Asks Lev Grossman in this Time magazine article.

" David Foster Wallace is 44 years old. Jonathan Franzen is 46. Jonathan Lethem, 42. Michael Chabon, 43. I point that out not to be rude--although I admit it is kind of rude--but because those are the writers that people--people who think about such things, anyway--think of as the young American novelists. And even by the notoriously elastic standards of the literary world--the only place on earth where you can still be a wunderkind at the age of 30--42 is not especially youthful. Wallace, Franzen, Lethem and Chabon may be great writers, but one thing they are not is young writers."

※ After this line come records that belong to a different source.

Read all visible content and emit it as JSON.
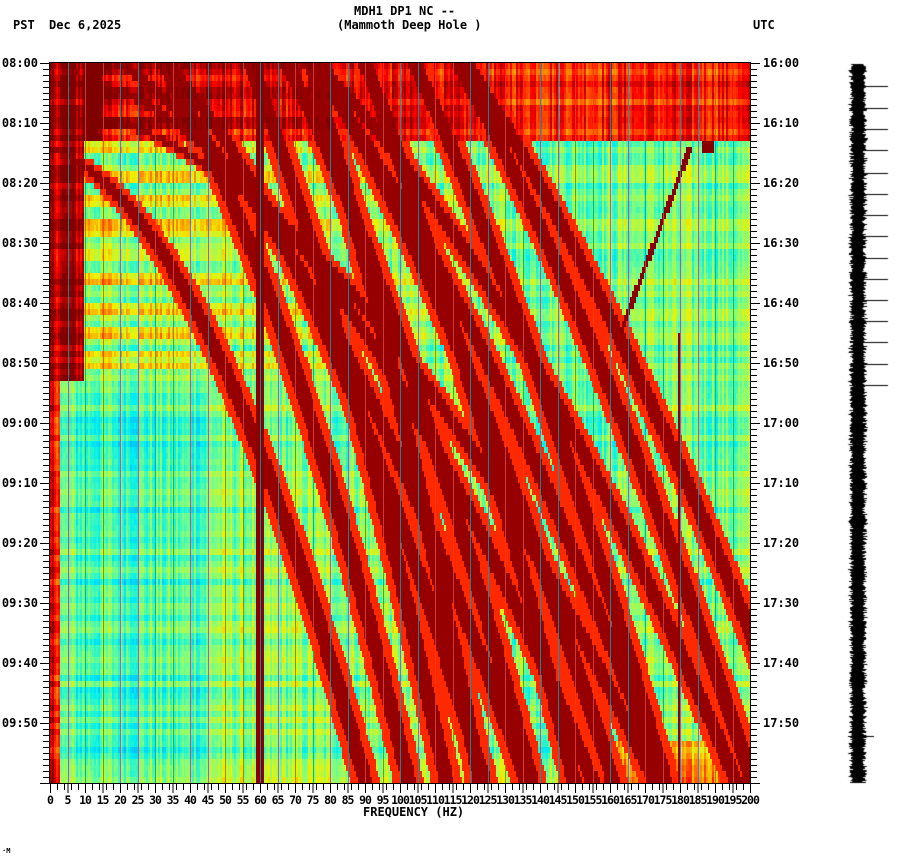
{
  "header": {
    "station_line": "MDH1 DP1 NC --",
    "location_line": "(Mammoth Deep Hole )",
    "left_timezone": "PST",
    "date": "Dec 6,2025",
    "right_timezone": "UTC"
  },
  "footer": {
    "xlabel": "FREQUENCY (HZ)",
    "corner_mark": "·M"
  },
  "chart_data": {
    "type": "heatmap",
    "title": "MDH1 DP1 NC -- (Mammoth Deep Hole )",
    "subtitle": "PST Dec 6,2025 / UTC",
    "xlabel": "FREQUENCY (HZ)",
    "ylabel_left": "PST",
    "ylabel_right": "UTC",
    "xlim": [
      0,
      200
    ],
    "x_ticks": [
      0,
      5,
      10,
      15,
      20,
      25,
      30,
      35,
      40,
      45,
      50,
      55,
      60,
      65,
      70,
      75,
      80,
      85,
      90,
      95,
      100,
      105,
      110,
      115,
      120,
      125,
      130,
      135,
      140,
      145,
      150,
      155,
      160,
      165,
      170,
      175,
      180,
      185,
      190,
      195,
      200
    ],
    "y_ticks_left": [
      "08:00",
      "08:10",
      "08:20",
      "08:30",
      "08:40",
      "08:50",
      "09:00",
      "09:10",
      "09:20",
      "09:30",
      "09:40",
      "09:50"
    ],
    "y_ticks_right": [
      "16:00",
      "16:10",
      "16:20",
      "16:30",
      "16:40",
      "16:50",
      "17:00",
      "17:10",
      "17:20",
      "17:30",
      "17:40",
      "17:50"
    ],
    "time_range_minutes": 120,
    "colormap": [
      "#00a0ff",
      "#00f0f0",
      "#7fff7f",
      "#f0f000",
      "#ff8000",
      "#ff0000",
      "#800000"
    ],
    "features": {
      "persistent_line_hz": 60,
      "persistent_line_2_hz": 180,
      "high_energy_period_pst": "08:00-08:53",
      "low_freq_quiet_band_hz": [
        20,
        45
      ],
      "chirp_curves": "multiple curved harmonic streaks rising in frequency over time (dark red)",
      "diagonal_streak": {
        "start_hz": 163,
        "start_time": "08:45",
        "end_hz": 183,
        "end_time": "08:14"
      },
      "broadband_noise_rows": [
        "08:00-08:13 (red, 0-200 Hz)",
        "09:53-10:00 (yellow/red, 150-200 Hz)"
      ]
    }
  },
  "seismogram": {
    "label": "waveform trace",
    "spike_minutes": [
      2,
      5.7,
      9.2,
      12.7,
      16.5,
      20,
      23.5,
      27,
      30.5,
      34,
      37.5,
      41,
      44.5,
      48.2,
      51.7
    ]
  }
}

He goes on and then concludes:

"That probably gets at some of the truth of it. The world has changed, and the novel has changed with it. Fictional characters just can't get away with being generically white and middle class and male anymore, the way they used to. Not and still be the object of mass identification and adoration the way the Voice has traditionally been. We just don't think about people that way anymore: we're interested in the specifics of their racial and ethnic and historical circumstances, where they came from and who made them that way. If the novelists under 40 have a shared preoccupation, it is--to put it as dryly as possible--immigration. They write about characters who cross borders, from East to West, from Old World to New and back again, and the many and varied tolls they pay along the way. Their shared project, to the extent that they have one, is the revision of the good old American immigrant narrative, bringing it up to code with the realities of our multicultural, transcontinental, hyphenated identities and our globalized, displaced, deracinated lives. It's a literature of multiplicity and diversity, not one of unanimity, and it makes the idea of a unifying voice of a generation seem rather quaint and 20th century. I may love and empathize with the transplanted Bengalis who populate Lahiri's fiction, or Shteyngart's semi-Americanized Russians, or Foer's uprooted Old Worlders or Smith's international extended families. But I would never be so foolish as to mistake any of them for myself."

That's an interesting thought there. Reading experience, in this age of TV and rich media and what not, is not the same any more.

But to think of India in this context, thankfully there are a number of 30 or below 30 something novelists--whether they represent the voice of this generation is a differet matter.